Compression Strategy¶
Why nori-sstable compresses at block granularity with LZ4/Zstd.
Decision¶
- Compress at block level (not file or entry level)
- Default to LZ4 for general use
- Offer Zstd for cold storage
- Cache decompressed blocks in RAM
Why Block-Level Compression?¶
File-Level: Too Coarse¶
Entry-Level: Too Fine¶
Each entry compressed individually
Poor ratio (no cross-entry patterns)
High overhead (header per entry)
Block-Level: Just Right¶
4KB block (~50 entries) → compress together
Good ratio (patterns across entries) Yes
Fast decompression (1µs for 4KB) Yes
Why LZ4 as Default?¶
Speed is critical for hot data:
LZ4:
Compress: 750 MB/s
Decompress: 3,900 MB/s (3.9 GB/s!)
Ratio: 2-3x
Zstd:
Compress: 450 MB/s
Decompress: 1,200 MB/s
Ratio: 3-5x
Key insight: LZ4 decompresses so fast (1µs per 4KB) that it's essentially free compared to cache lookup (100ns).
Math:
Cache hit: 100ns
LZ4 decompress: 1,000ns (1µs)
Disk read: 100,000ns (100µs)
Decompress cost: 1% of disk read
When to Use Zstd?¶
Cold storage where ratio > speed:
SSTableConfig {
compression: Compression::Zstd,
block_cache_mb: 0, // Disable cache
..Default::default()
}
Use cases: - Archival data (accessed < 1/day) - Backup snapshots - Log retention - Cost-sensitive storage (S3 glacier)

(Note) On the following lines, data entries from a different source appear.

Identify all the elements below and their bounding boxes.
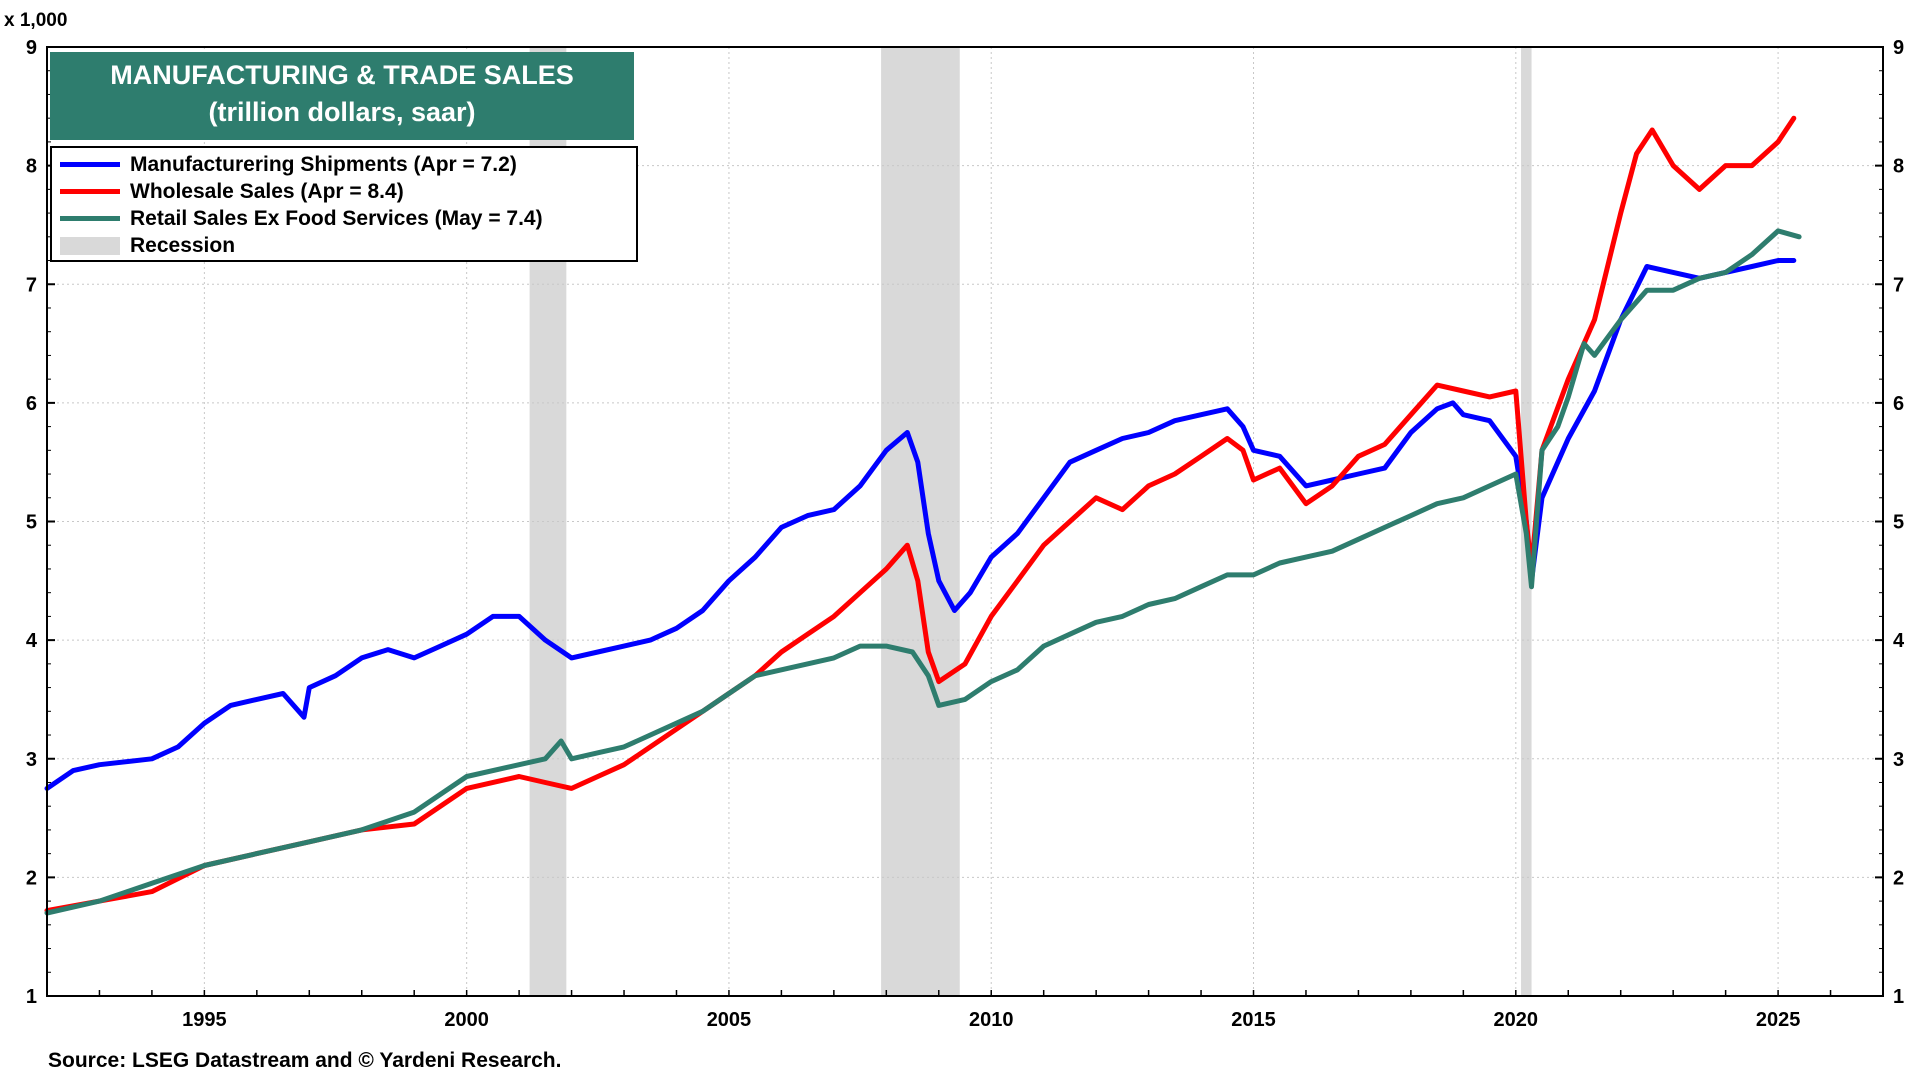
chart-title: MANUFACTURING & TRADE SALES bbox=[110, 60, 574, 90]
series-line-1 bbox=[44, 115, 1797, 914]
y-tick-label-right: 7 bbox=[1893, 274, 1904, 296]
y-tick-label-right: 6 bbox=[1893, 393, 1904, 415]
source-note: Source: LSEG Datastream and © Yardeni Re… bbox=[48, 1049, 562, 1072]
legend-label: Recession bbox=[130, 233, 236, 257]
x-tick-label: 2025 bbox=[1756, 1009, 1801, 1031]
unit-label: x 1,000 bbox=[4, 10, 67, 31]
gridlines bbox=[47, 47, 1883, 996]
y-tick-label-left: 6 bbox=[26, 393, 37, 415]
chart-subtitle: (trillion dollars, saar) bbox=[208, 97, 476, 127]
legend-swatch-retail bbox=[60, 216, 120, 221]
y-tick-label-left: 4 bbox=[26, 630, 38, 652]
y-tick-label-left: 5 bbox=[26, 512, 37, 534]
y-tick-label-right: 4 bbox=[1893, 630, 1905, 652]
y-tick-label-right: 3 bbox=[1893, 749, 1904, 771]
y-tick-label-left: 9 bbox=[26, 37, 37, 59]
y-tick-label-right: 5 bbox=[1893, 512, 1904, 534]
x-tick-label: 2005 bbox=[707, 1009, 752, 1031]
x-tick-label: 2015 bbox=[1231, 1009, 1276, 1031]
legend-label: Retail Sales Ex Food Services (May = 7.4… bbox=[130, 206, 543, 230]
y-tick-label-left: 7 bbox=[26, 274, 37, 296]
y-tick-label-left: 3 bbox=[26, 749, 37, 771]
series-lines bbox=[44, 115, 1802, 916]
legend-item-wholesale: Wholesale Sales (Apr = 8.4) bbox=[60, 178, 628, 205]
legend-label: Manufacturering Shipments (Apr = 7.2) bbox=[130, 152, 517, 176]
y-tick-label-left: 2 bbox=[26, 867, 37, 889]
axes: 1 1 2 2 3 3 4 4 5 5 6 6 7 7 8 8 9 9 1995 2000 2005 2010 2015 20… bbox=[26, 37, 1905, 1031]
x-tick-label: 2010 bbox=[969, 1009, 1014, 1031]
y-tick-label-right: 8 bbox=[1893, 156, 1904, 178]
y-tick-label-right: 1 bbox=[1893, 986, 1904, 1008]
legend-item-recession: Recession bbox=[60, 232, 628, 259]
recession-band bbox=[881, 47, 960, 996]
y-tick-label-left: 1 bbox=[26, 986, 37, 1008]
chart-title-box: MANUFACTURING & TRADE SALES (trillion do… bbox=[50, 52, 634, 140]
y-tick-label-right: 2 bbox=[1893, 867, 1904, 889]
legend-swatch-recession bbox=[60, 236, 120, 255]
x-tick-label: 2000 bbox=[444, 1009, 489, 1031]
legend-swatch-manufacturing bbox=[60, 162, 120, 167]
legend-item-manufacturing: Manufacturering Shipments (Apr = 7.2) bbox=[60, 151, 628, 178]
legend-swatch-wholesale bbox=[60, 189, 120, 194]
series-line-2 bbox=[44, 228, 1802, 916]
x-tick-label: 2020 bbox=[1494, 1009, 1539, 1031]
legend-item-retail: Retail Sales Ex Food Services (May = 7.4… bbox=[60, 205, 628, 232]
legend-label: Wholesale Sales (Apr = 8.4) bbox=[130, 179, 404, 203]
legend: Manufacturering Shipments (Apr = 7.2) Wh… bbox=[50, 146, 638, 262]
recession-bands bbox=[529, 47, 1532, 996]
y-tick-label-left: 8 bbox=[26, 156, 37, 178]
x-tick-label: 1995 bbox=[182, 1009, 227, 1031]
y-tick-label-right: 9 bbox=[1893, 37, 1904, 59]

Cache Decompressed Blocks¶
Critical design:
Disk: Compressed (1.6KB LZ4)
↓ read
RAM: Decompressed (4KB in cache)
↓ many reads
Users get cached data at 100ns
Why decompressed cache: - Decompress once, serve many times - 80% cache hit rate typical - LZ4 fast enough for 20% misses
Alternative (compressed cache): - Save memory (2.5x less cache size) - But decompress on every cache hit! - 1µs * millions of requests = seconds wasted
Compression Ratio vs Speed¶
| Algorithm | Ratio | Decompress | Use Case |
|---|---|---|---|
| None | 1.0x | Instant | Development, pre-compressed data |
| LZ4 | 2-3x | 3.9 GB/s | Default (hot data) |
| LZ4HC | 2.5-3.5x | 3.9 GB/s | Willing to trade write speed |
| Zstd L3 | 3-4x | 1.2 GB/s | Balanced |
| Zstd L9 | 4-5x | 1.2 GB/s | Cold storage |
| Zstd L19 | 4.5-5.5x | 1.2 GB/s | Archival (slow writes OK) |
Real-World Performance¶
Test Data: JSON User Records¶
4KB block, 34 entries:
{"user":"alice","age":25,"city":"NY"}
{"user":"bob","age":30,"city":"SF"}
...
Uncompressed: 4096 bytes
LZ4: 1420 bytes (2.9x) - 1.0µs decompress
Zstd (L3): 1100 bytes (3.7x) - 3.3µs decompress
Zstd (L9): 950 bytes (4.3x) - 3.3µs decompress
Decision: LZ4's 2.9x with 1µs beats Zstd's 4.3x with 3.3µs for hot workloads.
Summary¶
Block-level compression (4KB granularity) LZ4 default (speed matters for hot data) Zstd for cold (ratio matters, speed doesn't) Cache decompressed (decompress once, serve many)
Key trade-off: LZ4 gives 70% of Zstd's compression at 3x the speed.